Шаламов литературы русской эмиграции не видел. Я ему ее не давал, чтобы случайно его не подставить. Да и он по своей лагерной осторожности, вероятно, ничего бы у себя не захотел оставлять. Но слушать мои рассказы, реплики с использованием «запрещенной» русской литературы ему, конечно, было любопытно.
После того, как меня вынудили перейти на заочное отделение, шесть месяцев я заведовал отделом критики в журнале «Юность» – единственном издании, которое тогда печатало стихи Шаламова. Так что относился ко мне Варлам Тихонович, несмотря на разницу в возрасте и опыте, вполне серьезно.
Однажды рассказал, что к нему приехал секретарь или шофер Степана Щипачёва и попросил для шефа стихи и «Колымские рассказы».

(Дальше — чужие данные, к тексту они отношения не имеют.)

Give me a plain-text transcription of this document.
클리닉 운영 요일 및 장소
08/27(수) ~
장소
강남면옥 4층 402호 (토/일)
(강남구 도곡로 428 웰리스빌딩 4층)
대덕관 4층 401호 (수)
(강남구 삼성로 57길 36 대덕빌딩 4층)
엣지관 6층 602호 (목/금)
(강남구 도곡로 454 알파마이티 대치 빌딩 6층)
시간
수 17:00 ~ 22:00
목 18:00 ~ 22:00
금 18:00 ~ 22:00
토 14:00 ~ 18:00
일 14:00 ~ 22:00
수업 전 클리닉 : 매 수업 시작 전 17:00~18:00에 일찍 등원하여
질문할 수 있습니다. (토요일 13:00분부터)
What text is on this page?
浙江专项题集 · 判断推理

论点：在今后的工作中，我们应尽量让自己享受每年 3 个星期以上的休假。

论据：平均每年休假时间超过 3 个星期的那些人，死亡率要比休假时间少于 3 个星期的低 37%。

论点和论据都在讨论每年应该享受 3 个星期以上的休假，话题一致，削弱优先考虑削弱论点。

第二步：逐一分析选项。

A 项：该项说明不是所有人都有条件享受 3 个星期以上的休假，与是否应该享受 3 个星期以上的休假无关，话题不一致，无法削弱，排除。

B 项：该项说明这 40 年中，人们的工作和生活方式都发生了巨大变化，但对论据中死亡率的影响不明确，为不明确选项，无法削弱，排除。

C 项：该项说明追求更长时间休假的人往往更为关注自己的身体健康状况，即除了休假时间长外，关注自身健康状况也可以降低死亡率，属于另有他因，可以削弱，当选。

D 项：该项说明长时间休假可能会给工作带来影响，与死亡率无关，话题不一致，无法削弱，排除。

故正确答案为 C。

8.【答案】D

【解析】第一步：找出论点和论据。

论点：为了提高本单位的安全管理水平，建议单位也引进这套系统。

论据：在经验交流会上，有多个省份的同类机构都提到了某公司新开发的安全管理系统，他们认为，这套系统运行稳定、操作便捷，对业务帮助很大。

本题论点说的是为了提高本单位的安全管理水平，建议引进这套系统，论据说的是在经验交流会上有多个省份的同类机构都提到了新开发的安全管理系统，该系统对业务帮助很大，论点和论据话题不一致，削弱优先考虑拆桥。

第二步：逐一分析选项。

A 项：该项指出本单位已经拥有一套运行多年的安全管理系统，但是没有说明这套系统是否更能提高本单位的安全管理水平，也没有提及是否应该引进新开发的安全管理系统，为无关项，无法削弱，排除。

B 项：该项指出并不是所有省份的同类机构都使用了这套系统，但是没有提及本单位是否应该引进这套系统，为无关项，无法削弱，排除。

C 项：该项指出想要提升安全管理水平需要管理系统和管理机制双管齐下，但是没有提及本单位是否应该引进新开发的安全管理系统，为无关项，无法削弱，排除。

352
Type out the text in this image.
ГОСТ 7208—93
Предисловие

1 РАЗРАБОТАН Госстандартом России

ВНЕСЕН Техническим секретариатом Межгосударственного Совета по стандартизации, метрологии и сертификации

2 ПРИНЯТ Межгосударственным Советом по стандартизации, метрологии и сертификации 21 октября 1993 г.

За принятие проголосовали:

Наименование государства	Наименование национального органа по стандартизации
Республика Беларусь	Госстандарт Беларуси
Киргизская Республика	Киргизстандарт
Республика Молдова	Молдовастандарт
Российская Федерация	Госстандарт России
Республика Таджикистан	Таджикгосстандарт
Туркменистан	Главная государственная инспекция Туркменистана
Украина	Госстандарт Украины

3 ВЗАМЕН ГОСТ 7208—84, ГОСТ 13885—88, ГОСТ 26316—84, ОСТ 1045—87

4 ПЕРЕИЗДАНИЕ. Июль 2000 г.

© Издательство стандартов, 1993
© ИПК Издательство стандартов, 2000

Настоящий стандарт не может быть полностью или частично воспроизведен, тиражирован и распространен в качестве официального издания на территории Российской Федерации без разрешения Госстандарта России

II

– Я его выгнал и ничего не дал, – сказал Варлам Тихонович, не совсем уверенно, ожидая моей поддержки. Я был очень жестким человеком, и, конечно, Варлама Тихоновича поддержал. Щипачёв был вульгарно сентиментальным, очень плохим, хотя и очень популярным в те годы поэтом, но при этом, будучи секретарем Союза писателей Москвы, был одним из самых влиятельных советских литературных вельмож. И одновременно – либералом. Именно он вне очереди принимал в Союз молодых писателей – Беллу Ахмадулину, Олега Михайлова и других – «омолаживал» Союз, как он сказал на встрече писателей с Хрущевым. Шаламов мог ожидать от него серьезной поддержки в издании книг. Но, во-первых, в те годы Борис Полевой еще не заставил Варлама Тихоновича вступить в Союз писателей и ничего, кроме пренебрежения, Шаламов к Союзу не испытывал. А главное, Шаламов хорошо понимал свое место в русской литературе и место какого-то Щипачёва, да еще присылающего к нему секретаря.
Шел февраль 1966 года. Литераторы, как правило, свои проблемы воспринимали как результат междоусобной литературной борьбы, не понимая, что в СССР все зависело от гораздо более широкого политического контекста. И единственная прижизненная публикация прозы Шаламова как раз и была результатом совсем не литературных отношений. В это время в ЦК шла напряженная борьба между Брежневым и Шелепиным. Шелепин в последний хрущевский год был самым влиятельным человеком в Советском Союзе, поскольку был не только секретарем ЦК, не только заместителем председателя Совета министров, но еще и руководителем Комитета партгосконтроля. Это звучит сегодня малозначительно, а тогда этот партгосконтроль имел ни много ни мало диктаторские полномочия в стране. Во-первых, представители его были в каждой области и в каждом районе, получали такие же оклады, как первые секретари обкомов и райкомов. Во-вторых, по их представлениям, любой партийный чиновник ниже первого секретаря обкома мог быть уволен сразу же. Назначение первых секретарей обкомов, конечно, оставалось прерогативой ЦК. Но Шелепин был ведь еще и секретарем ЦК. Таким образом, Хрущев, готовя свои реформы, которые он не смог осуществить, и всецело полагаясь на Шелепина, доверил ему власть, которой не обладал никто в Советском Союзе. К тому же председатель КГБ Семичастный был учеником и приятелем Шелепина, и министр охраны общественного порядка Тикунов был его ставленником, одним из членов многочисленной сети бывших комсомольцев, расставленных Шелепиным в партийном руководстве и в средствах массовой информации. Но Шелепин не мог сразу сменить Хрущёва, не мог быть его преемником, потому что он не был членом Политбюро. Он стал им только на том пленуме, который прошел сразу после отставки Хрущёва. А потому нужна была промежуточная фигура – на полгода, на год. Такой фигурой и должен был стать Брежнев.